4. Recheck fasting glucose and HbA1c at 12 weeks post-switch to confirm glycemic continuity.
5. If the patient was using dulaglutide for CV risk reduction, document the clinical rationale for the switch explicitly in the chart.

Monitoring Parameters After the Switch

Patients switching to retatrutide should have body weight, GI tolerability, fasting glucose, and eGFR checked at 4 and 12 weeks. The glucagon receptor component of retatrutide can modestly raise systolic blood pressure during early titration (mean increase of 3 to 4 mmHg was noted in Phase 2 at higher doses). Check blood pressure at the 4-week visit. Patients on antihypertensive therapy may need medication review.

Pregnancy, Lactation, and Reproductive-Age Women

Both dulaglutide and retatrutide are contraindicated in pregnancy. Animal reproductive toxicity data for both drugs show fetal harm at clinically relevant exposures. The FDA prescribing information for dulaglutide recommends stopping the drug at least 2 months before a planned pregnancy, based on its half-life.

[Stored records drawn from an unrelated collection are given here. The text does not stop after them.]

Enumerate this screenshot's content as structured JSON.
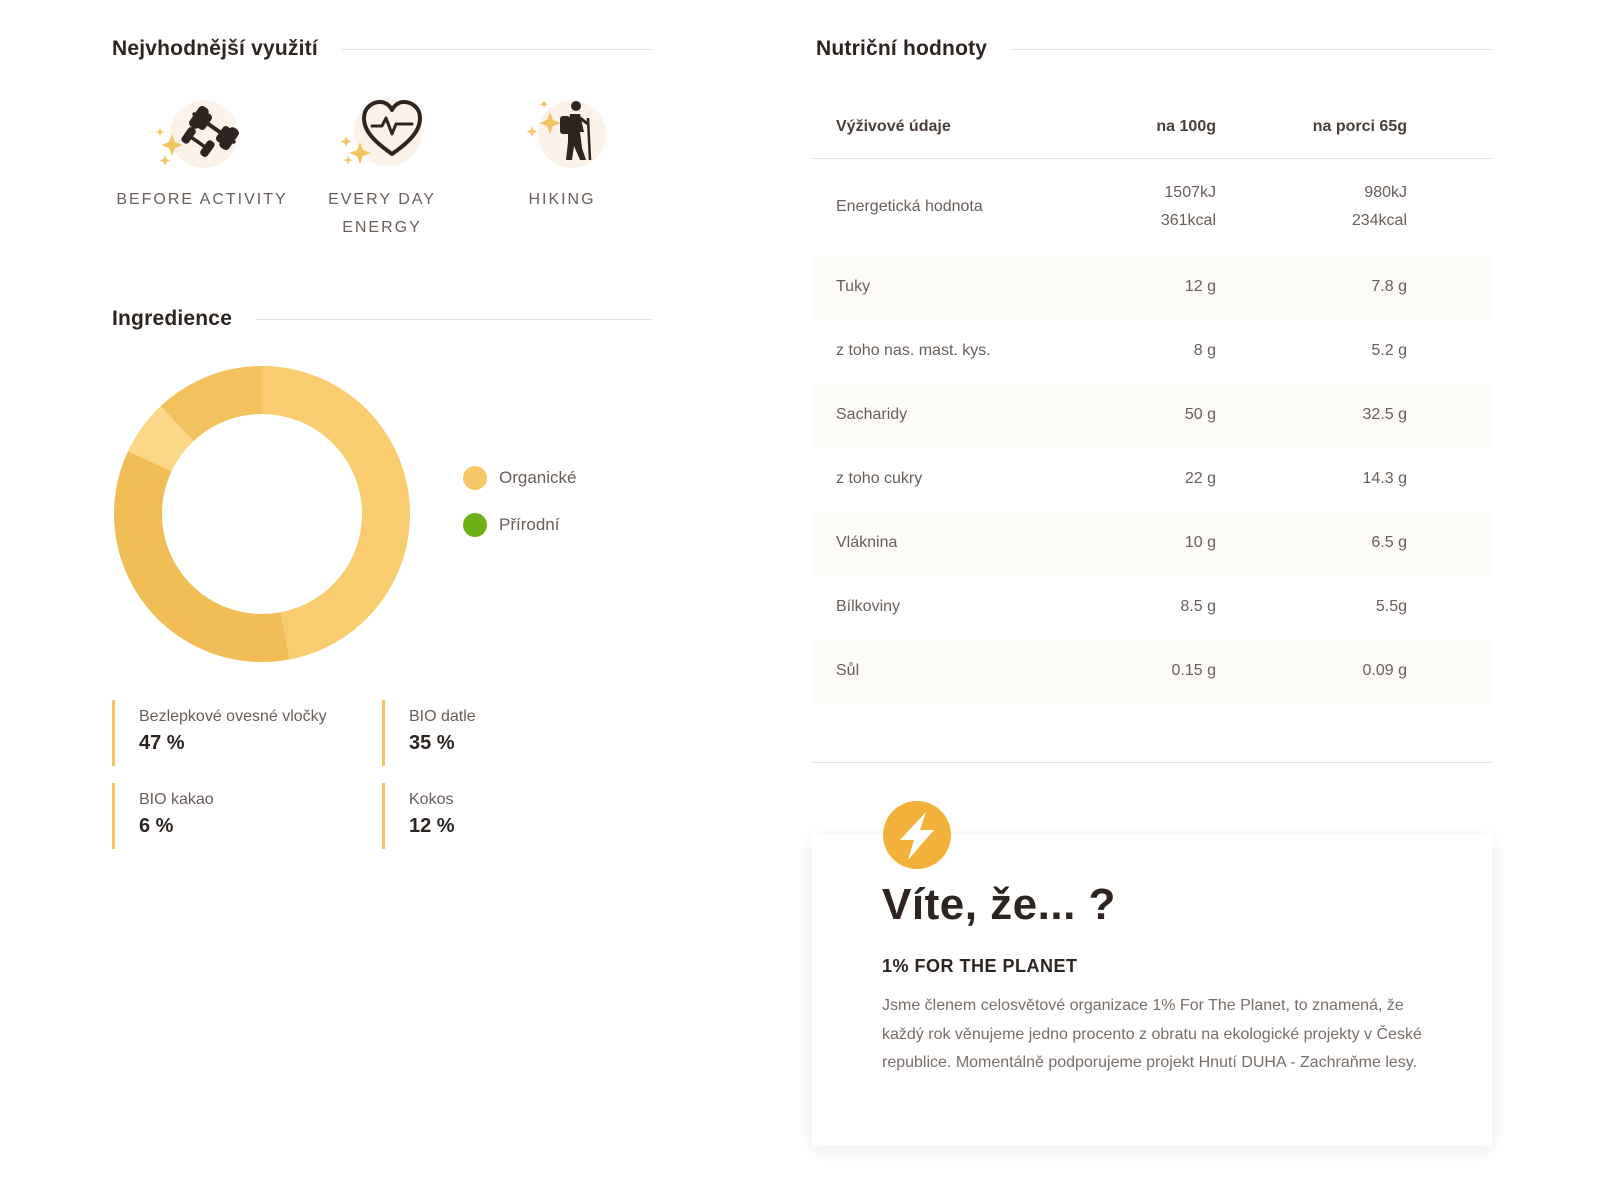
{
  "usage": {
    "title": "Nejvhodnější využití",
    "items": [
      {
        "icon": "dumbbell-icon",
        "label": "BEFORE ACTIVITY"
      },
      {
        "icon": "heart-pulse-icon",
        "label_line1": "EVERY DAY",
        "label_line2": "ENERGY"
      },
      {
        "icon": "hiker-icon",
        "label": "HIKING"
      }
    ]
  },
  "ingredients": {
    "title": "Ingredience",
    "legend": [
      {
        "label": "Organické",
        "color": "#f7c76a"
      },
      {
        "label": "Přírodní",
        "color": "#6bb015"
      }
    ],
    "items": [
      {
        "name": "Bezlepkové ovesné vločky",
        "pct": "47 %"
      },
      {
        "name": "BIO datle",
        "pct": "35 %"
      },
      {
        "name": "BIO kakao",
        "pct": "6 %"
      },
      {
        "name": "Kokos",
        "pct": "12 %"
      }
    ]
  },
  "chart_data": {
    "type": "pie",
    "categories": [
      "Bezlepkové ovesné vločky",
      "BIO datle",
      "BIO kakao",
      "Kokos"
    ],
    "values": [
      47,
      35,
      6,
      12
    ],
    "colors": [
      "#f9cc6f",
      "#f1bd56",
      "#fbd788",
      "#f3c15e"
    ]
  },
  "nutrition": {
    "title": "Nutriční hodnoty",
    "headers": [
      "Výživové údaje",
      "na 100g",
      "na porci 65g"
    ],
    "energy": {
      "label": "Energetická hodnota",
      "v100_kj": "1507kJ",
      "v100_kcal": "361kcal",
      "portion_kj": "980kJ",
      "portion_kcal": "234kcal"
    },
    "rows": [
      {
        "label": "Tuky",
        "v100": "12 g",
        "portion": "7.8 g"
      },
      {
        "label": "z toho nas. mast. kys.",
        "v100": "8 g",
        "portion": "5.2 g"
      },
      {
        "label": "Sacharidy",
        "v100": "50 g",
        "portion": "32.5 g"
      },
      {
        "label": "z toho cukry",
        "v100": "22 g",
        "portion": "14.3 g"
      },
      {
        "label": "Vláknina",
        "v100": "10 g",
        "portion": "6.5 g"
      },
      {
        "label": "Bílkoviny",
        "v100": "8.5 g",
        "portion": "5.5g"
      },
      {
        "label": "Sůl",
        "v100": "0.15 g",
        "portion": "0.09 g"
      }
    ]
  },
  "card": {
    "icon": "lightning-bolt-icon",
    "title": "Víte, že... ?",
    "subtitle": "1% FOR THE PLANET",
    "text": "Jsme členem celosvětové organizace 1% For The Planet, to znamená, že každý rok věnujeme jedno procento z obratu na ekologické projekty v České republice. Momentálně podporujeme projekt Hnutí DUHA - Zachraňme lesy."
  }
}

Retatrutide has a similar contraindication by drug class, though the washout recommendation for Phase 3 trials has used 3 months given the longer effective tissue exposure time at higher doses.

For women of reproductive age using either drug for weight management, reliable contraception counseling is part of the prescribing visit.

Formulary, Cost, and Access Realities

Dulaglutide has an established formulary position. Generic competition is not yet available, but patient assistance programs and formulary tier placement through major PBMs have made it accessible at co-pays below 50 dollars per month for commercially insured patients with a T2D diagnosis. Medicare Part D covers it for diabetes with prior authorization.

Retatrutide has no commercial price or formulary listing yet. If the weight-loss efficacy from Phase 2 holds in Phase 3, the drug may be positioned above semaglutide 2.4 mg and tirzepatide in the obesity-treatment algorithm, which would likely set a list price north of 1,000 dollars per month before rebates.

Access for patients without a T2D diagnosis will depend heavily on whether a cardiovascular outcomes trial (expected to be required by FDA) is completed before or after first approval.